Auroras display dynamic patterns of brilliant lights that appear as curtains, rays, spirals or dynamic flickers covering the entire sky.
Auroras are the result of disturbances in the magnetosphere caused by solar wind. These disturbances alter the trajectories of charged particles in the magnetospheric plasma. These particles, mainly electrons and protons, precipitate into the upper atmosphere (thermosphere/exosphere).
The resulting ionization and excitation of atmospheric constituents emit light of varying colour and complexity.
The form of the aurora, occurring within bands around both polar regions, is also dependent on the amount of acceleration imparted to the precipitating particles.
Most of the planets in the Solar System, some natural satellites, brown dwarfs, and even comets also host auroras.
* source Wikipedia
Where is the best place to see auroras
The best places to view aurora are high northern latitudes during the winter in Alaska, Canada, and Scandinavia.

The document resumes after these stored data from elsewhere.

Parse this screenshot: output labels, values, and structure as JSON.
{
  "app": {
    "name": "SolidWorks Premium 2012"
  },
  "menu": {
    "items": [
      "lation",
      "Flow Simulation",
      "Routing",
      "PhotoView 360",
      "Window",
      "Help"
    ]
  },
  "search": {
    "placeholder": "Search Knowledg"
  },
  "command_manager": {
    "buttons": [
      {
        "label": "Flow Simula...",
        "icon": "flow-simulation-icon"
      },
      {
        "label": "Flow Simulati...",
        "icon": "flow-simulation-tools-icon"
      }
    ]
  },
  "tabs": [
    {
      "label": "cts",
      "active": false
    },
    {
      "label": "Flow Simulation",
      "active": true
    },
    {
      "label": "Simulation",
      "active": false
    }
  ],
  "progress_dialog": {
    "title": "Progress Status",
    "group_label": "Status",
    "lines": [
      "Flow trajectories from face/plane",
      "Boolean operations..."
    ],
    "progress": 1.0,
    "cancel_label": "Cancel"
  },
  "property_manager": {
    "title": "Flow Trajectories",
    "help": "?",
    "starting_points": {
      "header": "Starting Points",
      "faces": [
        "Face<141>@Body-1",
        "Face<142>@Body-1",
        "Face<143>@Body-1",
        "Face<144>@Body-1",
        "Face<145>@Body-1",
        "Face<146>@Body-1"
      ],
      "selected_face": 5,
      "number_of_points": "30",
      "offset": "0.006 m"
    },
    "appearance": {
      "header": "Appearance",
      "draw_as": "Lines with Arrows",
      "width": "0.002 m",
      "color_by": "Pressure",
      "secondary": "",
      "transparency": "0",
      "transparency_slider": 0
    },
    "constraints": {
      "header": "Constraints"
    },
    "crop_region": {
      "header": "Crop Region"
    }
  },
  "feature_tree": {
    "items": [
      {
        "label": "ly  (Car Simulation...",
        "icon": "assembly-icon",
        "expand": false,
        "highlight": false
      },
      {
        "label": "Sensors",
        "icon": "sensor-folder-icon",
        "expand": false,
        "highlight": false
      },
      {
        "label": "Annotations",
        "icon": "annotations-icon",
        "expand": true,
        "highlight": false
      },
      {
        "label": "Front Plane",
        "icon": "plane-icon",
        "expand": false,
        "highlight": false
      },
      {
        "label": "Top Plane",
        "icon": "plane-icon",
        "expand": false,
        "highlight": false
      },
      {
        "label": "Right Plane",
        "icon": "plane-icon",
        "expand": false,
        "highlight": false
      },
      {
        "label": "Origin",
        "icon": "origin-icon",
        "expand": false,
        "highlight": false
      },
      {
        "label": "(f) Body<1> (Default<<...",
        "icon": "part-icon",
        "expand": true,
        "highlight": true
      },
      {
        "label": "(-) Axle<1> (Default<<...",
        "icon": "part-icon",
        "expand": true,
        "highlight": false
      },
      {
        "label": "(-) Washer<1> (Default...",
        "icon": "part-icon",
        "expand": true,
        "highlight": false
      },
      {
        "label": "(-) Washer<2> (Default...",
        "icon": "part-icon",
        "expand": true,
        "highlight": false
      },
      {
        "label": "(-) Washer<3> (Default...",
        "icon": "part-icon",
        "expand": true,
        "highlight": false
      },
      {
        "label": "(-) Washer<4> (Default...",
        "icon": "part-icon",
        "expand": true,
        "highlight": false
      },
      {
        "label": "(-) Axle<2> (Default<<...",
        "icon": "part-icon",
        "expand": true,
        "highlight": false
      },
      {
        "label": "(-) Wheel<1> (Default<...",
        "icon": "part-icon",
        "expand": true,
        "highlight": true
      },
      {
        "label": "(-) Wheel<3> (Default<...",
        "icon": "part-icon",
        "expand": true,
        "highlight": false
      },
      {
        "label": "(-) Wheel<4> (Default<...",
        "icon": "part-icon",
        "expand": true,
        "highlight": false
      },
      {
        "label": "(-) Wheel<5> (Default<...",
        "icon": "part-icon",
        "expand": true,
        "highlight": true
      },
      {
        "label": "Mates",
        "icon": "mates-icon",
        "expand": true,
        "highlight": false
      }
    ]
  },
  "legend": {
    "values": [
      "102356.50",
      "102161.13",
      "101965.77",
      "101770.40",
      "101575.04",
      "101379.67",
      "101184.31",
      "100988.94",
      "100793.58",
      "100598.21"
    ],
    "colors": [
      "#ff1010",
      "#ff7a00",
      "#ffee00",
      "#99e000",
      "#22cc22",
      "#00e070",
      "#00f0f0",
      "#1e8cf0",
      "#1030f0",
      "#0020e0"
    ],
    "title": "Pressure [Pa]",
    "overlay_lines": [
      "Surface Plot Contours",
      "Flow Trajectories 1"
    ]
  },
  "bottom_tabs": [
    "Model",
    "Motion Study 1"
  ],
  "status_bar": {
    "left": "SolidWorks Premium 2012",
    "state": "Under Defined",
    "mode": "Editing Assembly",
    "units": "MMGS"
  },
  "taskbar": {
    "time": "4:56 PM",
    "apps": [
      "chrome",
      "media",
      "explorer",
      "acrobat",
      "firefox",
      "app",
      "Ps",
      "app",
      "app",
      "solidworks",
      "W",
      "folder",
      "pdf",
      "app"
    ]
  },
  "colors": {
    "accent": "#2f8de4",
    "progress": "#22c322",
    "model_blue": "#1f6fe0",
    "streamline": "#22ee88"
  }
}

To see aurora you need clear and dark sky. During very large auroral events, the aurora may be seen throughout the U.S. and Europe, but these events are rare.
Whats the best time to see auroras?
The best time to watch for aurora is the three or four hours around midnight, but aurora occurs throughout the night. Active auroral displays tend to be more diffuse and fragmented later in the night, which means that 9 p.m. to 3 a.m. is typically the time period with the highest probability of seeing spectacular auroral displays over interior Alaska in winter. Since clear sky and darkness are both essential to see aurora, the best time is dictated by the weather and by the sunrise and sunset times. The moon is also very bright and can make it more difficult to view the aurora, so lunar cycles should be taken into account.